Пятница — дело хорошее, особенно когда едешь из области в сторону Москвы, а не обратно. Санька, нарушая всякие правила, неслась с такой скоростью, с какой не ездила никогда. Конечно, на въезде в Москву ее остановили гаишники на посту. Сашка, опустив боковое стекло, не выходя из машины, перебила инспектора, представляющегося ей по всем правилам, и проорала:

— Я подобрала на дороге девушку, сбитую, наверное, она умирает, я ее в Склиф везу!

Инспектор, слава тебе господи, оказался нормальным парнем, открыл заднюю дверцу, заглянул в салон, попробовал пульс на шее у девчонки.

— Жива! Езжайте, я по постам передам!

И дав ей отмашку жезлом, стал что-то говорить в рацию.

Сашка рванула с места, перестав обращать внимание на все, кроме дороги, стараясь не думать о лежащей сзади умирающей девушке. Она ворвалась в приемное отделение, заорав на весь холл:

— У меня в машине девушка молодая, сбитая машиной, не пьяная, не наркоманка! Умирает!

Она шла рядом с каталкой, которую очень быстро, бегом катили по длинному коридору, после предварительного осмотра и грозного приказа врача:

— В операционную! Быстро!

Девушка очнулась, схватила Сашку за руку.

— Подождите! — торопливо, из последних сил сказала она.

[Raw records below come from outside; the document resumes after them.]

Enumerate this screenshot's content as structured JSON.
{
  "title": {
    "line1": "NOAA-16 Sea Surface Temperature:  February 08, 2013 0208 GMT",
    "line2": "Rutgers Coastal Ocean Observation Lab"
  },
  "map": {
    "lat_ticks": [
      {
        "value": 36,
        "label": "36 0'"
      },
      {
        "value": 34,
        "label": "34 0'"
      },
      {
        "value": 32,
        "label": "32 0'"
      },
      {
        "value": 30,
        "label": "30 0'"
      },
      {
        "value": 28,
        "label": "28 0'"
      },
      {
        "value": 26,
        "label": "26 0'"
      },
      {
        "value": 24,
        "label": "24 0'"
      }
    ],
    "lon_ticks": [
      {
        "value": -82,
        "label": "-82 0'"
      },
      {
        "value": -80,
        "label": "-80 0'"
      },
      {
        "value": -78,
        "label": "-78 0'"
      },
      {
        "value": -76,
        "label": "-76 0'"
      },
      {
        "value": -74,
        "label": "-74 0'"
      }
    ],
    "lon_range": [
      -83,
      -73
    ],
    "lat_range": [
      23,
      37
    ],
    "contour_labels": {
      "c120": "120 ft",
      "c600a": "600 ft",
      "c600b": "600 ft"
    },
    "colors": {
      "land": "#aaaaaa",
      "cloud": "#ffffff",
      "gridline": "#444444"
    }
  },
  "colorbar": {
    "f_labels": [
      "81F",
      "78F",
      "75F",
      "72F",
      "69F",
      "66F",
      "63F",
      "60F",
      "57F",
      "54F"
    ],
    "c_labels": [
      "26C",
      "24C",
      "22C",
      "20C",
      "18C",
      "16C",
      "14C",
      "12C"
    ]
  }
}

Каталку остановили. Сашка наклонилась к ней, заглянула в глаза, перешедшие все рубежи и грани боли и страданий — уже там.

— Дети! Заберите их!

— Я заберу! Обещаю!

— Нет, не потом, сейчас, они уже два дня без меня… Маленькие, боятся.

Сознание покидало ее, она собралась, прошептала адрес.

— Как тебя зовут? — спросила Сашка.

— Ира Краскова. Дети… пожалуйста…

Она отпустила Сашкину руку и потеряла сознание.

Сашка проводила каталку до операционной, Иру увезли, Сашку остановил возле дверей врач.

— Вы знаете, что с ней случилось? — спросил он.

— Нет, я нашла ее прямо на проезжей части, думаю, ее сбила машина.

— Нет, машина ее не сбивала, — возразил врач, — ее пытали — зверски, жестоко и очень долго.

— Что-о?! Она выживет?

— Не знаю, — признался врач, — у нее такие травмы…

— Я хочу дождаться результатов операции.

— Вы ее родственница?

— Нет, но думаю, я сейчас у нее единственный родной человек.

Он внимательно посмотрел на Сашку, что-то решая.

— Часа три-четыре, в лучшем случае, может, больше. Кажется, она просила забрать детей? Успеете. В регистратуре оставьте свои данные, как родственницы, с которой она проживает.

— Спасибо! — обрадовалась Сашка, как самому лучшему подарку в жизни.

Ей с трудом удалось найти дом на окраине Москвы — старая хрущевка, соседствующая с рабочим общежитием, со всеми вытекающими из данного соседства последствиями. Дом стоял очень странно — боком в самом конце улицы с непонятной нумерацией — одиннадцатый, тринадцатый, куда-то подевались парочка домов, положенных по порядку, из-за угла выскакивала общага под номером девятнадцать, и совсем уж на отшибе, углом стоял искомый двадцать первый.